CrashRecon
Vehicle crash data forensics and reconstruction for insurers and attorneys
The Problem
After a crash, the EDR captures 5 seconds of pre-impact data. Insurers need fault determination. Attorneys need reconstruction. Neither can interpret EDR data without expensive specialists charging $500/hour.
Why You Win
You understand vehicle dynamics, sensor fusion, and the physics that connect EDR data fields to real-world crash scenarios. This is specialized knowledge.
Solo Founder Path
Build a tool that parses EDR data from common formats, reconstructs the crash scenario visually, and generates an expert-level report. Sell to insurers and law firms.
How AI Agents Scale It
AI agents process crash reports at scale, identify patterns, generate reconstruction reports in minutes instead of the weeks that human experts require.
Market Background
The vehicle data and analytics segment represents a $3.2B market opportunity. After a crash, the EDR captures 5 seconds of pre-impact data. Early movers building AI-native solutions in this space can capture significant market share before incumbents adapt their legacy offerings.
Tech Stack
12-Week Roadmap
Pricing Ladder
Limited usage to evaluate the product. See what AI-powered automation looks like.
Full core features, standard integrations, email support.
All features, priority support, multi-project dashboard, API access.

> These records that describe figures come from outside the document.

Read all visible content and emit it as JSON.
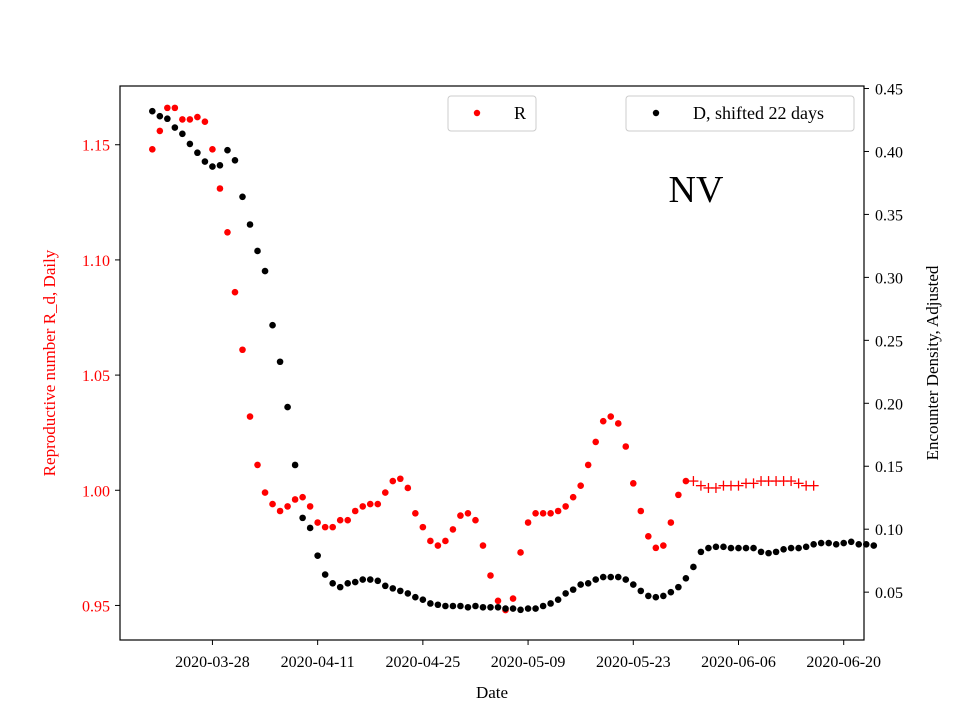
{
  "chart_data": {
    "type": "scatter",
    "title": "",
    "annotation": "NV",
    "xlabel": "Date",
    "ylabel_left": "Reproductive number R_d, Daily",
    "ylabel_right": "Encounter Density, Adjusted",
    "x_start": "2020-03-20",
    "x_tick_labels": [
      "2020-03-28",
      "2020-04-11",
      "2020-04-25",
      "2020-05-09",
      "2020-05-23",
      "2020-06-06",
      "2020-06-20"
    ],
    "x_tick_days": [
      8,
      22,
      36,
      50,
      64,
      78,
      92
    ],
    "xlim_days": [
      -4.3,
      94.7
    ],
    "ylim_left": [
      0.935,
      1.1755
    ],
    "ylim_right": [
      0.012,
      0.452
    ],
    "y_ticks_left": [
      "0.95",
      "1.00",
      "1.05",
      "1.10",
      "1.15"
    ],
    "y_ticks_right": [
      "0.05",
      "0.10",
      "0.15",
      "0.20",
      "0.25",
      "0.30",
      "0.35",
      "0.40",
      "0.45"
    ],
    "colors": {
      "R": "#ff0000",
      "D": "#000000",
      "axis_left": "#ff0000",
      "axis_right": "#000000"
    },
    "legend": [
      {
        "label": "R",
        "position": "upper-center"
      },
      {
        "label": "D, shifted 22 days",
        "position": "upper-right"
      }
    ],
    "series": [
      {
        "name": "R",
        "marker": "dot",
        "color": "#ff0000",
        "x_day_start": 0,
        "values": [
          1.148,
          1.156,
          1.166,
          1.166,
          1.161,
          1.161,
          1.162,
          1.16,
          1.148,
          1.131,
          1.112,
          1.086,
          1.061,
          1.032,
          1.011,
          0.999,
          0.994,
          0.991,
          0.993,
          0.996,
          0.997,
          0.993,
          0.986,
          0.984,
          0.984,
          0.987,
          0.987,
          0.991,
          0.993,
          0.994,
          0.994,
          0.999,
          1.004,
          1.005,
          1.001,
          0.99,
          0.984,
          0.978,
          0.976,
          0.978,
          0.983,
          0.989,
          0.99,
          0.987,
          0.976,
          0.963,
          0.952,
          0.948,
          0.953,
          0.973,
          0.986,
          0.99,
          0.99,
          0.99,
          0.991,
          0.993,
          0.997,
          1.002,
          1.011,
          1.021,
          1.03,
          1.032,
          1.029,
          1.019,
          1.003,
          0.991,
          0.98,
          0.975,
          0.976,
          0.986,
          0.998,
          1.004
        ]
      },
      {
        "name": "R_projection",
        "marker": "plus",
        "color": "#ff0000",
        "x_day_start": 72,
        "values": [
          1.004,
          1.002,
          1.001,
          1.001,
          1.002,
          1.002,
          1.002,
          1.003,
          1.003,
          1.004,
          1.004,
          1.004,
          1.004,
          1.004,
          1.003,
          1.002,
          1.002
        ]
      },
      {
        "name": "D, shifted 22 days",
        "marker": "dot",
        "color": "#000000",
        "x_day_start": 0,
        "values": [
          0.432,
          0.428,
          0.426,
          0.419,
          0.414,
          0.406,
          0.399,
          0.392,
          0.388,
          0.389,
          0.401,
          0.393,
          0.364,
          0.342,
          0.321,
          0.305,
          0.262,
          0.233,
          0.197,
          0.151,
          0.109,
          0.101,
          0.079,
          0.064,
          0.057,
          0.054,
          0.057,
          0.058,
          0.06,
          0.06,
          0.059,
          0.055,
          0.053,
          0.051,
          0.049,
          0.046,
          0.044,
          0.041,
          0.04,
          0.039,
          0.039,
          0.039,
          0.038,
          0.039,
          0.038,
          0.038,
          0.038,
          0.037,
          0.037,
          0.036,
          0.037,
          0.037,
          0.039,
          0.041,
          0.044,
          0.049,
          0.052,
          0.056,
          0.057,
          0.06,
          0.062,
          0.062,
          0.062,
          0.06,
          0.056,
          0.051,
          0.047,
          0.046,
          0.047,
          0.05,
          0.054,
          0.061,
          0.07,
          0.082,
          0.085,
          0.086,
          0.086,
          0.085,
          0.085,
          0.085,
          0.085,
          0.082,
          0.081,
          0.082,
          0.084,
          0.085,
          0.085,
          0.086,
          0.088,
          0.089,
          0.089,
          0.088,
          0.089,
          0.09,
          0.088,
          0.088,
          0.087
        ]
      }
    ]
  }
}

SSO, on-prem option, custom integrations, dedicated support, SLA.
Competitive Landscape
Fleet telematics platform, not automotive-specific analytics
Industrial AI platform, not automotive-focused
Driver safety AI, narrow vehicle data scope
Moat Analysis
Domain Knowledge advantage specific to CrashRecon: deep automotive expertise encoded into product logic
Data Network Effects advantage specific to CrashRecon: each user interaction improves the system for all users
Switching Costs advantage specific to CrashRecon: integration depth and workflow dependency create stickiness
Proof & Signals
Vehicle crash data forensics and reconstruction for insurers and attorneys. Growing market demand driven by industry transformation and AI adoption. LinkedIn posts about data automation consistently generate high engagement in automotive engineering circles.